One of our sweetest holiday traditions is kissing under the mistletoe, but how much do we really know about this custom or, for that matter, the plant itself?
The Mistletoe Legend
American author Washington Irving discusses mistletoe and its uses in Christmas Eve, along with other holiday festivities during the Twelve Days of Christmas in the early nineteenth century. For kissing under the mistletoe, Irving describes…
“The mistletoe is still hung up in farm-houses and kitchens at Christmas, and the young men have the privilege of kissing the girls under it, plucking each time a berry from the bush. When the berries are all plucked the privilege ceases.”
Another part of mistletoe’s kissing mythology is part of a Norse legend. Frigg, the goddess of love, was so grateful when her son Baldur was raised from the dead (after being killed by an arrow of mistletoe wood), that she praised the plant and promised a kiss to all who passed beneath it.

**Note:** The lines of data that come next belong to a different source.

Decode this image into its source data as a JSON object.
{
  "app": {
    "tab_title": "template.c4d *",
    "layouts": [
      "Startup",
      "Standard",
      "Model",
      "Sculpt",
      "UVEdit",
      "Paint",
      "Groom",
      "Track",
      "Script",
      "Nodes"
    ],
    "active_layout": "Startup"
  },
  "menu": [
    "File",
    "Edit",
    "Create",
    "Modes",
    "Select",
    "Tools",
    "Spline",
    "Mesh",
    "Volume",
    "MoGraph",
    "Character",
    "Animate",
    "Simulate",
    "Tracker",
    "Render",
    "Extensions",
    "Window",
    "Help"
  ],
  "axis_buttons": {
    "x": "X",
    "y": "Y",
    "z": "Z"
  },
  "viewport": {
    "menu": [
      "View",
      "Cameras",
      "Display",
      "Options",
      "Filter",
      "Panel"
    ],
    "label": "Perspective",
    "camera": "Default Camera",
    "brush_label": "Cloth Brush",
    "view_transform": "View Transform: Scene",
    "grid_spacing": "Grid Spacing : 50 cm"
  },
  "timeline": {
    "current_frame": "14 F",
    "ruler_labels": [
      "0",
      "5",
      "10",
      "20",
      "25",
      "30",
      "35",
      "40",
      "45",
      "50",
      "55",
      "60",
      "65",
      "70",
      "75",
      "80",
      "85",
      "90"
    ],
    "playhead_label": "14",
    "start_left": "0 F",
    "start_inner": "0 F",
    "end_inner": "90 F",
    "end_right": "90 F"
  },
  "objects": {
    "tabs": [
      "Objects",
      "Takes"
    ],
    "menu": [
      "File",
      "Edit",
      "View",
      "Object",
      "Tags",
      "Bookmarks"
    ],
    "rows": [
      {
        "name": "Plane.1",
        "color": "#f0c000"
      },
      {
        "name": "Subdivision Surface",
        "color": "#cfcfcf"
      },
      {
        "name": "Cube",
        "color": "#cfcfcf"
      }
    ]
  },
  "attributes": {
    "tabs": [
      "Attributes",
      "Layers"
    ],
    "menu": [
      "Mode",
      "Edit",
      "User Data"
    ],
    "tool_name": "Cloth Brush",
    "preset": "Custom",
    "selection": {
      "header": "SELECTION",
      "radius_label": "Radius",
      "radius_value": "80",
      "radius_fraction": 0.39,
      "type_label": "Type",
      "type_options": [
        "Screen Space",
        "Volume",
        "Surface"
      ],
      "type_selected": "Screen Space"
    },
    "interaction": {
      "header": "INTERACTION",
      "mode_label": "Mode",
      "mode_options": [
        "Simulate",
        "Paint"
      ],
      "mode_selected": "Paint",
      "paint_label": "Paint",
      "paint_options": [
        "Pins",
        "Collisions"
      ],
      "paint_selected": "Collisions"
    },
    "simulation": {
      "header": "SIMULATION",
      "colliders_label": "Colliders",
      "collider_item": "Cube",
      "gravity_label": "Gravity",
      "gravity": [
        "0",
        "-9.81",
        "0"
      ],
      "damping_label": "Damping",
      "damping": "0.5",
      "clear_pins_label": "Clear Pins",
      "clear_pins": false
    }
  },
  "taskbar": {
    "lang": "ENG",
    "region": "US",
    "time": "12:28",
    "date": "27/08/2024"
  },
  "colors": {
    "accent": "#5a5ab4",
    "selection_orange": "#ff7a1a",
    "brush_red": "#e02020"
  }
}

Stealing a kiss under the mistletoe is believed to have originated in England among servant classes in the late 1700s, and it was considered bad luck for a young lady to refuse such a kiss.
While there are many ancient myths and legends from all over the world surrounding mistletoe, the traditions involving kissing are by far the most favored. Today, both fresh sprigs as well as artificial clusters and topiaries of mistletoe are available as holiday decorations, often mixed with holly or pine sprigs and accented with crystals or ribbons.
The Mistletoe Plant
American Mistletoe (Phoradendron spp.) is one of 1,300 species of mistletoe worldwide but one of only two that are native to the United States. Our mistletoe is a semi-parasitic, shrubby plant with oval, evergreen leaves and long clusters of sticky white berries. This plant roots itself in trees and survives mostly off its host’s life support system. But, despite its parasitic tendencies, mistletoe has been a natural part of healthy forest ecosystems for millions of years, and can even promote biodiversity as other seeds stick among the mistletoe and sprout.
Mistletoe is poisonous to people, but the berries and leaves provide high-protein food for many animals. Many bird species rely on mistletoe for food throughout the winter and nesting material in the spring. Butterflies lay their eggs on the plants and use the nectar as food. Mistletoe is also an important pollen and nectar plant for bees.
Pick-up some mistletoe and have a happy holiday!